The headline finding, that the Moon Trees grew up indistinguishable from ordinary trees, is real but easy to over-read.

This was never a controlled biology experiment with a published result. NASA describes the absence of any difference in passing, as something to be expected rather than a measured outcome, and the agency’s own wording is a casual aside rather than a finding. The seeds also spent only a few days in space, sealed inside a container, and were then exposed to vacuum by accident on the ground, which muddies any clean comparison between flown and unflown seeds.

Read carefully, the Moon Trees do not tell us much about how spaceflight affects plants. What they show is narrower, and still worth stating: a short trip beyond Earth, under these particular conditions, left no obvious mark on how the seeds later grew. The project was always closer to a commemoration than an investigation, and it is more honest to treat it as one.

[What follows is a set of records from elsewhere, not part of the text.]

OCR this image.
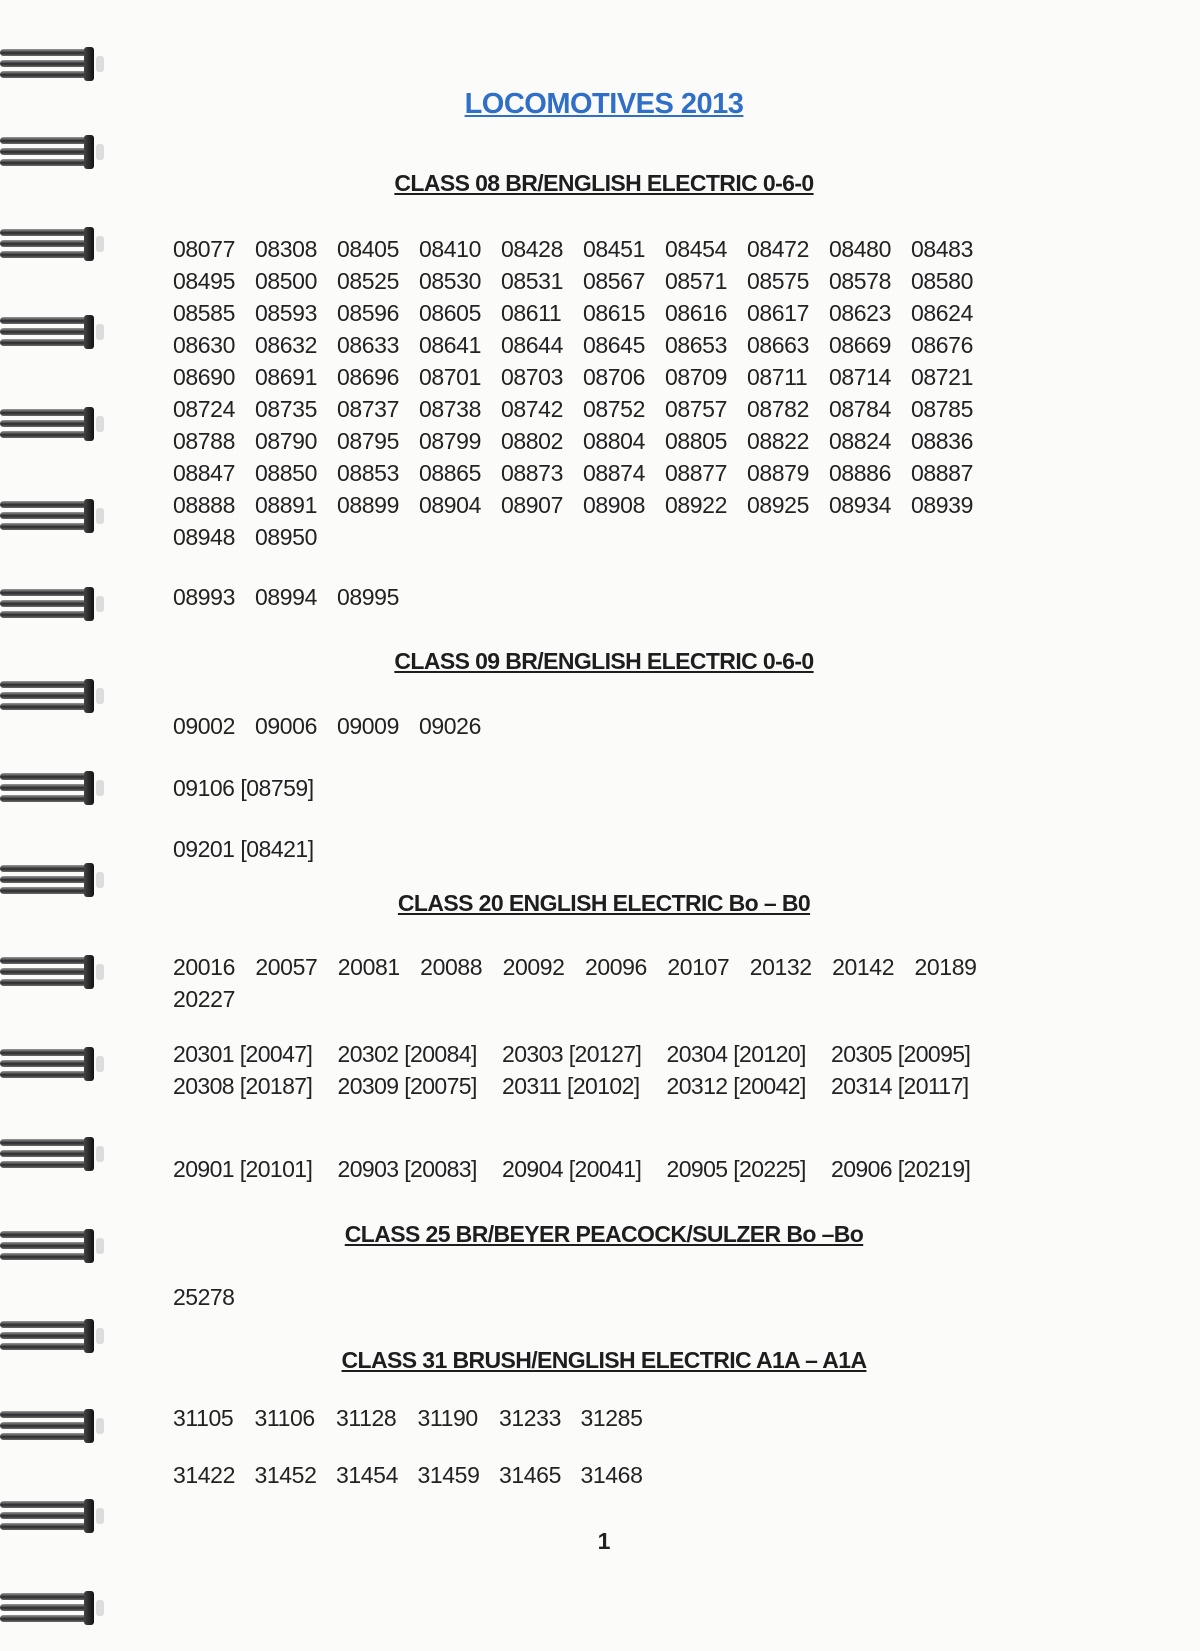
LOCOMOTIVES 2013
CLASS 08 BR/ENGLISH ELECTRIC 0-6-0
08077 08308 08405 08410 08428 08451 08454 08472 08480 08483
08495 08500 08525 08530 08531 08567 08571 08575 08578 08580
08585 08593 08596 08605 08611 08615 08616 08617 08623 08624
08630 08632 08633 08641 08644 08645 08653 08663 08669 08676
08690 08691 08696 08701 08703 08706 08709 08711 08714 08721
08724 08735 08737 08738 08742 08752 08757 08782 08784 08785
08788 08790 08795 08799 08802 08804 08805 08822 08824 08836
08847 08850 08853 08865 08873 08874 08877 08879 08886 08887
08888 08891 08899 08904 08907 08908 08922 08925 08934 08939
08948 08950
08993 08994 08995
CLASS 09 BR/ENGLISH ELECTRIC 0-6-0
09002 09006 09009 09026
09106 [08759]
09201 [08421]
CLASS 20 ENGLISH ELECTRIC Bo – B0
20016 20057 20081 20088 20092 20096 20107 20132 20142 20189
20227
20301 [20047]	20302 [20084]	20303 [20127]	20304 [20120]	20305 [20095]
20308 [20187]	20309 [20075]	20311 [20102]	20312 [20042]	20314 [20117]
20901 [20101]	20903 [20083]	20904 [20041]	20905 [20225]	20906 [20219]
CLASS 25 BR/BEYER PEACOCK/SULZER Bo –Bo
25278
CLASS 31 BRUSH/ENGLISH ELECTRIC A1A – A1A
31105 31106 31128 31190 31233 31285
31422 31452 31454 31459 31465 31468
1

A second generation is already growing

The idea has had a sequel. On Artemis I, the uncrewed test flight that sent the Orion spacecraft around the Moon in late 2022, NASA flew roughly 1,200 seeds in partnership with the Forest Service.

This time the species were loblolly pine, American sycamore, sweetgum, Douglas fir and giant sequoia. The seeds launched on 16 November 2022, travelled well beyond the Moon and splashed down on 11 December. The Forest Service has been germinating them since, and from 2024 the resulting seedlings, a new set of Moon Trees, have been distributed to schools, museums, universities and other institutions across the United States.

Whether this generation is tracked and compared more carefully than the first, or simply planted and admired, is the thing to watch. On the evidence of 1971, the trees themselves are unlikely to surprise anyone.